I magistrati contabili invitano la tv di Stato a contenere i costi di produzione e a migliorare la proposta editoriale per recuperare ascolti
“E’ da tenere sotto osservazione” il volume dei debiti finanziari della Rai verso le banche che nel 2013 era di 442,9 milioni di euro contro i 371,6 milioni del 2012. E’ quanto rileva la Corte dei Conti nella relazione sulla televisione di Stato per l’esercizio 2013 chiuso con un utile di 4,3 milioni di euro contro la perdita di 245,7 milioni di euro del 2012. I magistrati contabili, in merito al “rilevante” volume dei debiti finanziari, osservano quindi che “la situazione è da tenere sotto osservazione, anche in considerazione dell’aumento complessivo dei debiti e del loro valore elevato rispetto alla consistenza del patrimonio netto” che nel 2013 ha raggiunto l’importo di 298,4 milioni di euro.
Per quanto riguarda la gestione 2013, poi, la Corte dei Conti sottolinea che “ha risentito positivamente del venir meno dell’onere per i grandi eventi sportivi che aveva connotato il 2012, ma anche dei risparmi, nei costi operativi ed in quello per il personale, pari, complessivamente, a oltre 60 milioni di euro per il gruppo ed a circa 50 milioni di euro per la capogruppo”. I magistrati contabili sottolineano quindi “l’esigenza di un contenimento dei costi, e soprattutto di quelli della produzione. Contenimento dei costi da coniugare con un adeguamento della proposta editoriale per il recupero degli ascolti delle reti generaliste e con un più penetrante ingresso in settori del mercato, quali il web, anche allo scopo di generare nuove opportunità commerciali”.

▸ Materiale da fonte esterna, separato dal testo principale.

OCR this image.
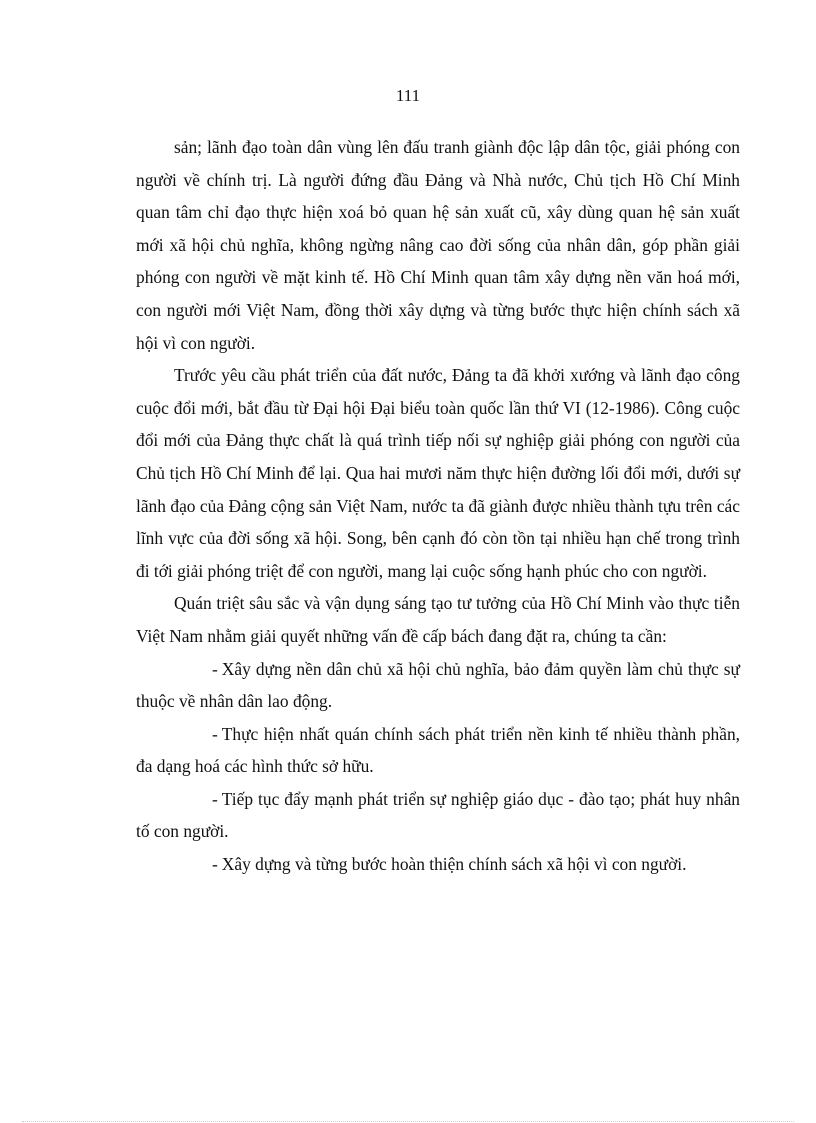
111

sản; lãnh đạo toàn dân vùng lên đấu tranh giành độc lập dân tộc, giải phóng con người về chính trị. Là người đứng đầu Đảng và Nhà nước, Chủ tịch Hồ Chí Minh quan tâm chỉ đạo thực hiện xoá bỏ quan hệ sản xuất cũ, xây dùng quan hệ sản xuất mới xã hội chủ nghĩa, không ngừng nâng cao đời sống của nhân dân, góp phần giải phóng con người về mặt kinh tế. Hồ Chí Minh quan tâm xây dựng nền văn hoá mới, con người mới Việt Nam, đồng thời xây dựng và từng bước thực hiện chính sách xã hội vì con người.

Trước yêu cầu phát triển của đất nước, Đảng ta đã khởi xướng và lãnh đạo công cuộc đổi mới, bắt đầu từ Đại hội Đại biểu toàn quốc lần thứ VI (12-1986). Công cuộc đổi mới của Đảng thực chất là quá trình tiếp nối sự nghiệp giải phóng con người của Chủ tịch Hồ Chí Minh để lại. Qua hai mươi năm thực hiện đường lối đổi mới, dưới sự lãnh đạo của Đảng cộng sản Việt Nam, nước ta đã giành được nhiều thành tựu trên các lĩnh vực của đời sống xã hội. Song, bên cạnh đó còn tồn tại nhiều hạn chế trong trình đi tới giải phóng triệt để con người, mang lại cuộc sống hạnh phúc cho con người.

Quán triệt sâu sắc và vận dụng sáng tạo tư tưởng của Hồ Chí Minh vào thực tiễn Việt Nam nhằm giải quyết những vấn đề cấp bách đang đặt ra, chúng ta cần:

- Xây dựng nền dân chủ xã hội chủ nghĩa, bảo đảm quyền làm chủ thực sự thuộc về nhân dân lao động.

- Thực hiện nhất quán chính sách phát triển nền kinh tế nhiều thành phần, đa dạng hoá các hình thức sở hữu.

- Tiếp tục đẩy mạnh phát triển sự nghiệp giáo dục - đào tạo; phát huy nhân tố con người.

- Xây dựng và từng bước hoàn thiện chính sách xã hội vì con người.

Nella prospettiva della riduzione dei costi di produzione, “si inscrive la liquidazione o l’incorporazione di talune società controllate”. La Corte, pur costatando la diminuzione delle società (da 8 del 2010 a 5 nel 2013), rappresenta “l’esigenza di una rigorosa verifica della attuale necessità delle stesse, tenuto conto che l’apporto complessivo delle controllate risulta modesto, in quanto, ad eccezione di Rai Pubblicità, la quasi totalità del fatturato è verso la Rai, senza alcuna significativa espansione all’esterno del perimetro delle attività”. La Corte, infine, “ribadisce l’esigenza che si attivi ogni misura organizzativa, di processo e gestionale, idonea ad eliminare inefficienze, proseguendo nel percorso di internalizzazione delle attività e concentrando gli impegni finanziari sulle priorità effettivamente strategiche”.
Tanto più che i ricavi di viale Mazzini derivanti dal canone “sono cresciuti nel 2013 di circa 7,9 milioni di euro” ma ad un livello inferiore rispetto agli anni immediatamente precedenti: circa 40 milioni di euro nel 2012 e 28 milioni di euro nel 2011. “E’ noto che tali ricavi – sottolineano i magistrati contabili – sono notevolmente compromessi dalla dimensione dell’evasione, stimata nell’ordine del 26% circa, superiore per quasi 19 punti percentuali rispetto alla media europea”.